"Os espelhos estão cheios de gente.
Os invisíveis nos vêem.
Os esquecidos se lembram de nós.
Quando nos vemos, os vemos.
Quando nos vamos, se vão?"
Eduardo Galeano: Espelhos

sábado, 20 de maio de 2017

Do Império Celta ao Império Assírio IX

O cartaginês Hanão foi, com sessenta navios, até a Guiné, à ilha Fernando Pó, depois de haver contemplado as eurpções vulcânicas do Camerum. Sobre o Atlântico, as trocas entre celtas e cartagineses se intensificavam. As cidades da Jônia enxamearam. Mégara fundou Bizâncio e controla no Mar Negro a importação de trigo. Mileto cria Cízico no Helesponto e regulariza o tráfico com os citas.

Há ali todo um mundo que as cobiças sanguinárias do imperador assírio não atingem.
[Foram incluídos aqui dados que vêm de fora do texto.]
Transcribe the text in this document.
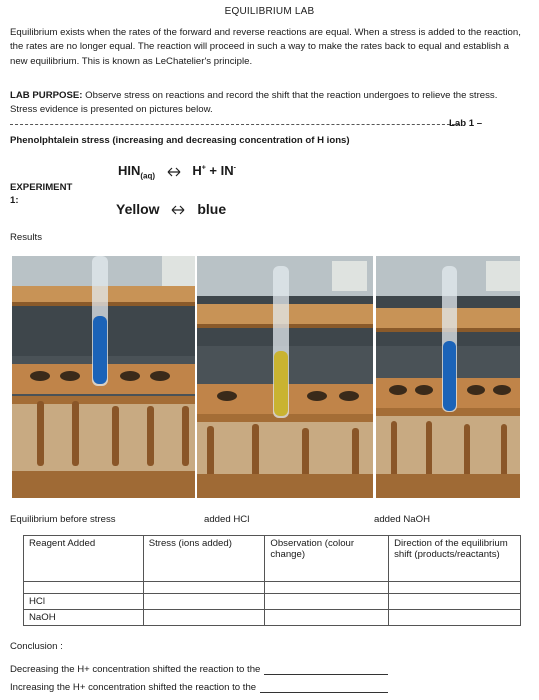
EQUILIBRIUM LAB
Equilibrium exists when the rates of the forward and reverse reactions are equal. When a stress is added to the reaction, the rates are no longer equal. The reaction will proceed in such a way to make the rates back to equal and establish a new equilibrium. This is known as LeChatelier's principle.
LAB PURPOSE: Observe stress on reactions and record the shift that the reaction undergoes to relieve the stress. Stress evidence is presented on pictures below.
Lab 1 –
Phenolphtalein stress (increasing and decreasing concentration of H ions)
EXPERIMENT
1:
$HIN_{(aq)}$	H+ + IN-
Yellow	blue
Results
Equilibrium before stress	added HCl	added NaOH
Reagent Added	Stress (ions added)	Observation (colour change)	Direction of the equilibrium shift (products/reactants)

HCl			
NaOH			
Conclusion :
Decreasing the H+ concentration shifted the reaction to the
Increasing the H+ concentration shifted the reaction to the
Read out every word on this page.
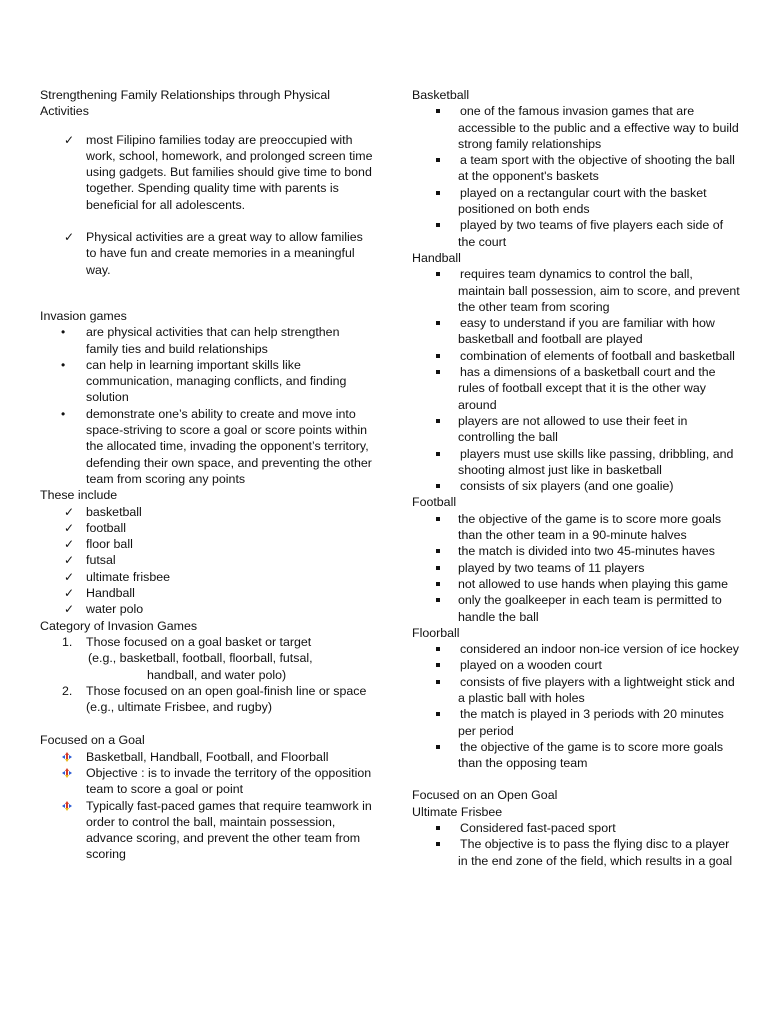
Strengthening Family Relationships through Physical Activities

✓ most Filipino families today are preoccupied with work, school, homework, and prolonged screen time using gadgets. But families should give time to bond together. Spending quality time with parents is beneficial for all adolescents.
✓ Physical activities are a great way to allow families to have fun and create memories in a meaningful way.

Invasion games

• are physical activities that can help strengthen family ties and build relationships
• can help in learning important skills like communication, managing conflicts, and finding solution
• demonstrate one’s ability to create and move into space-striving to score a goal or score points within the allocated time, invading the opponent’s territory, defending their own space, and preventing the other team from scoring any points

These include

✓ basketball
✓ football
✓ floor ball
✓ futsal
✓ ultimate frisbee
✓ Handball
✓ water polo

Category of Invasion Games

1. Those focused on a goal basket or target
(e.g., basketball, football, floorball, futsal,
handball, and water polo)
2. Those focused on an open goal-finish line or space (e.g., ultimate Frisbee, and rugby)

Focused on a Goal

Basketball, Handball, Football, and Floorball
Objective : is to invade the territory of the opposition team to score a goal or point
Typically fast-paced games that require teamwork in order to control the ball, maintain possession, advance scoring, and prevent the other team from scoring

Basketball

one of the famous invasion games that are accessible to the public and a effective way to build strong family relationships
a team sport with the objective of shooting the ball at the opponent's baskets
played on a rectangular court with the basket positioned on both ends
played by two teams of five players each side of the court

Handball

requires team dynamics to control the ball, maintain ball possession, aim to score, and prevent the other team from scoring
easy to understand if you are familiar with how basketball and football are played
combination of elements of football and basketball
has a dimensions of a basketball court and the rules of football except that it is the other way around
players are not allowed to use their feet in controlling the ball
players must use skills like passing, dribbling, and shooting almost just like in basketball
consists of six players (and one goalie)

Football

the objective of the game is to score more goals than the other team in a 90-minute halves
the match is divided into two 45-minutes haves
played by two teams of 11 players
not allowed to use hands when playing this game
only the goalkeeper in each team is permitted to handle the ball

Floorball

considered an indoor non-ice version of ice hockey
played on a wooden court
consists of five players with a lightweight stick and a plastic ball with holes
the match is played in 3 periods with 20 minutes per period
the objective of the game is to score more goals than the opposing team

Focused on an Open Goal

Ultimate Frisbee

Considered fast-paced sport
The objective is to pass the flying disc to a player in the end zone of the field, which results in a goal
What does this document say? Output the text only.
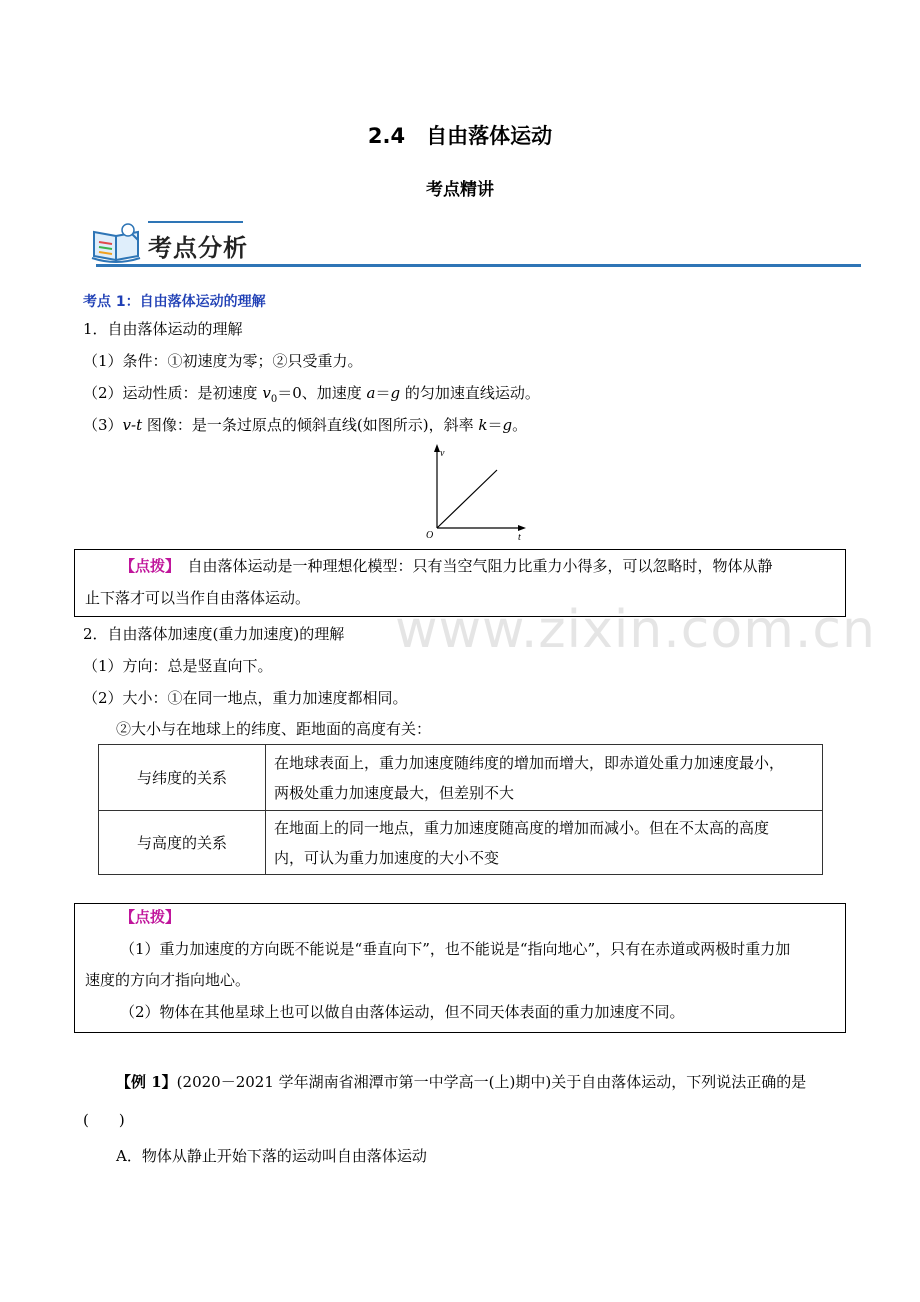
2.4　自由落体运动
考点精讲
考点分析
考点 1：自由落体运动的理解
1．自由落体运动的理解
（1）条件：①初速度为零；②只受重力。
（2）运动性质：是初速度 $v_0=0$、加速度 a＝g 的匀加速直线运动。
（3）v-t 图像：是一条过原点的倾斜直线(如图所示)，斜率 k＝g。
v
t
O
【点拨】　自由落体运动是一种理想化模型：只有当空气阻力比重力小得多，可以忽略时，物体从静
止下落才可以当作自由落体运动。
www.zixin.com.cn
2．自由落体加速度(重力加速度)的理解
（1）方向：总是竖直向下。
（2）大小：①在同一地点，重力加速度都相同。
②大小与在地球上的纬度、距地面的高度有关：
与纬度的关系	在地球表面上，重力加速度随纬度的增加而增大，即赤道处重力加速度最小，
两极处重力加速度最大，但差别不大

与高度的关系	在地面上的同一地点，重力加速度随高度的增加而减小。但在不太高的高度
内，可认为重力加速度的大小不变
【点拨】
（1）重力加速度的方向既不能说是“垂直向下”，也不能说是“指向地心”，只有在赤道或两极时重力加
速度的方向才指向地心。
（2）物体在其他星球上也可以做自由落体运动，但不同天体表面的重力加速度不同。
【例 1】(2020－2021 学年湖南省湘潭市第一中学高一(上)期中)关于自由落体运动，下列说法正确的是
(　　)
A．物体从静止开始下落的运动叫自由落体运动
Quando muito ouve ele contar as riquezas pelos mercadores da Lídia que formam na Ásia Menor, na encruzilahada das rotas, entre a Jônia, o Egito e o Eufrates, um ativo Estado comercial.

Assurbanípal entrou em relações com o rei da Lídia, Giges, capitão audacioso que soube fazer de seu país a artéria principal do tráfico de Nínive e Éfeso, por Sardes, sua capital. A Lídia possuía as mais ricas jazidas de ouro, pelo que se tornou um importante centro econômico. Apoiava-se na atividade marítima da Jônia e suas relações com Mileto lhe abriam o mercado egípcio. O Rei Giges enviava colonos ao Mar do Norte e presentes ao Apolo de Delfos: jactava-se de agir e pensar como grego.

Candaules, rei da Lídia, mostra sua esposa escondendo de Giges um dos seus ministros, enquanto vai para a cama. 
William Etty

Foi sob seu reinado que a moeda apareceu em Sardes - estáteres de ouro e de prata - cujo manuseio facilitou singularmente os pagamentos e acelerou as transações. A inovação contribuiu para a prosperidade da Lídia.

Se a posição desse Estado era vantajosa para sua economia, suas vizinhanças imediatas o eram menos. Suas fronteiras estavam à mercê das incursões bárbaras e os bandidos da Capadócia espreitavam as ocasiões que para tal se oferecessem. Giges se aliaria de bom grado à Assíria para resistir a eles. Negociou: a aliança com os assírios assegurou-lhe ao mesmo tempo a saída no Eufrates.

Essa política entretanto não salvou a Lídia: os bárbaros a invadiram pelo Bósforo. Assurbanípal não interveio, pois nesse meio tempo Giges pensara dever tratar com o Egito e formar com ele uma liga dirigida contra a Assíria. Devido a tal erro diplomático, os sucessores de Giges levaram anos para recobrar sua prosperidade.

Assurbanípal mantinha pois a supremacia no Oriente.

Não obstante, semelhante poderio, baseado unicamente na violência, não podia pretender durar. A revolta era alentada em todo o império, inclusive entre os árabes, cujo rei acabava de ser arrastado a Nínive, preso pela mandíbula a uma corrente de cão. Antes de morrer, Assurbanípal calculou sem dúvida o que seria a vingança dos povos: pelo planalto do Irã ela se levantava.

RIBARD, André. A prodigiosa história da humanidade. Rio de Janeiro: Zahra Editores, 1964. V. 1. p. 82-4.